小さな挨拶の原稿を書いたら、1万円足らずの印税が来た。
原稿料など期待していなかったので、前から本屋で気になっていた本を買うことにした。
1冊目は『今よみがえる玉電の時代と世田谷の街』(武相高校鉄道研究同好会編、TAC出版、2009年)。
ぼくが1950年、昭和25年に生れ、1960年まで育った世田谷区豪徳寺(当時は世田谷区世田谷2丁目)というか、「玉電山下」界隈の懐かしい写真が山のように出てくる。
残念ながら、玉電の三軒茶屋~渋谷間が廃線になった1969年頃の写真が多いが、それでもぼくが物心ついた1955年から60年頃の雰囲気は漂っている。
ぼくの玉電にまつわる謎の一つは、玉電の渋谷駅はどこにあったのかということだったが、この謎もこの本で解決した。
今のハチ公広場の南側に「玉電ビル」というのがあって、3階が井の頭線、地下鉄銀座線の渋谷駅、2階が玉電の渋谷駅、そして1階に都電の渋谷駅があったらしい。
ぼくの記憶でも、地面ではなく薄暗いビルの中だったように憶えている。
道玄坂から上り坂になり、今のマークシティー、WEST入り口のあたりから、この玉電ビルに入っていたらしい。現在の写真と重ね合わせると、何とか当時の路線を思い出すことができる。

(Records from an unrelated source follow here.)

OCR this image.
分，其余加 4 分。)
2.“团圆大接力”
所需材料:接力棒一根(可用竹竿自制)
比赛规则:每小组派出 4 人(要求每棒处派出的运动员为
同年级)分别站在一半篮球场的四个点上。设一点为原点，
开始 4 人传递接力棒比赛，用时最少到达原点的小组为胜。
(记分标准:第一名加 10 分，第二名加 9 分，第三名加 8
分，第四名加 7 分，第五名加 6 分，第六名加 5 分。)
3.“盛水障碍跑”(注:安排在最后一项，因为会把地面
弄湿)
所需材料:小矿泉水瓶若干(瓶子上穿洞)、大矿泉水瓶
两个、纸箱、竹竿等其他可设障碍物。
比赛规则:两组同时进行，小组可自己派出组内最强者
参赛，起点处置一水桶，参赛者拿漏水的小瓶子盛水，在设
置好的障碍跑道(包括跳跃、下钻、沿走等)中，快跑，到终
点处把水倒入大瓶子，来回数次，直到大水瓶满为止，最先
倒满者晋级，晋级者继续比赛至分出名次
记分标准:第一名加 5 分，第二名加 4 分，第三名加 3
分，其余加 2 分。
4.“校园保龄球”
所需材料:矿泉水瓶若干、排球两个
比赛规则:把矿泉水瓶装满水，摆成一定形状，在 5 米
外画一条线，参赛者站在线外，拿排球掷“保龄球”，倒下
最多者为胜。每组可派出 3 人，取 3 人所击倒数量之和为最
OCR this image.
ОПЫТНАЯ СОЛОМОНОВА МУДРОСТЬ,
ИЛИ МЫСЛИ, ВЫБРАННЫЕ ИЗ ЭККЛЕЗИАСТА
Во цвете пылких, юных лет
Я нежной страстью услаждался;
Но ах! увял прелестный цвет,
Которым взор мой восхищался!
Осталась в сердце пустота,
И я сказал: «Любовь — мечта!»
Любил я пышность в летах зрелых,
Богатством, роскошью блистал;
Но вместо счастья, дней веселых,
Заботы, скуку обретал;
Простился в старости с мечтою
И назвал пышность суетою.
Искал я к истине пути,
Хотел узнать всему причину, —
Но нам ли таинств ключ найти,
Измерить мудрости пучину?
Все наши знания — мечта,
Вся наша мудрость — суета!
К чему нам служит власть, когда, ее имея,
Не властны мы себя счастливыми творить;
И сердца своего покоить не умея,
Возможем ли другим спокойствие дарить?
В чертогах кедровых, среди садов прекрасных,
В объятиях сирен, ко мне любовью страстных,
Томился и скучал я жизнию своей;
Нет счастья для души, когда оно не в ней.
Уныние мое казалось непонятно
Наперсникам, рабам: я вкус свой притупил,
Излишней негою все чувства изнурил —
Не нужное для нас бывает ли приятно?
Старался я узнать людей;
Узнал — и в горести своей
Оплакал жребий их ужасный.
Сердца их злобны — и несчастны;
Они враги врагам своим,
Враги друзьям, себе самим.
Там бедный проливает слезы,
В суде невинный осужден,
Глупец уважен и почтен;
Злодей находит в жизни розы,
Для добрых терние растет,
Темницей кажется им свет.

それに対して、大橋のあたりはあまりに変わりすぎてしまって、まったく再現不可能である。
大橋か池尻のあたりの沿線には、たしか中将湯(津村順天堂)の工場があったはずである。その付近を通過するときは、車内にあの漢方特有のにおいが流れ込んで、我慢できなかった記憶がある。
気になって、津村順天堂をグーグルで調べると、確かに1940~50年代に「目黒工場」というのがあったらしいが、所在地は書いてない。ちなみに、社長の別荘が上目黒にあったという記事もある。
中将湯の「目黒工場」が大橋あたりにあってもおかしくはない。
さて、この本の嬉しかったことの1つは、なぜか「玉電山下」だけ特別のコーナーが設けてあって、山下の懐かしい写真がけっこう多かったこと。
残念ながら、小さい頃の僕や知っている人物、建物(石川屋、ウワボ菓子店など)は出ていなかったが、わが家の裏山、通称「お不動さん」の木立はしっかり写っていた。
* 写真は、武相高校鉄道研究同好会編『今よみがえる玉電の時代と世田谷の街』(TAC出版、2009年)。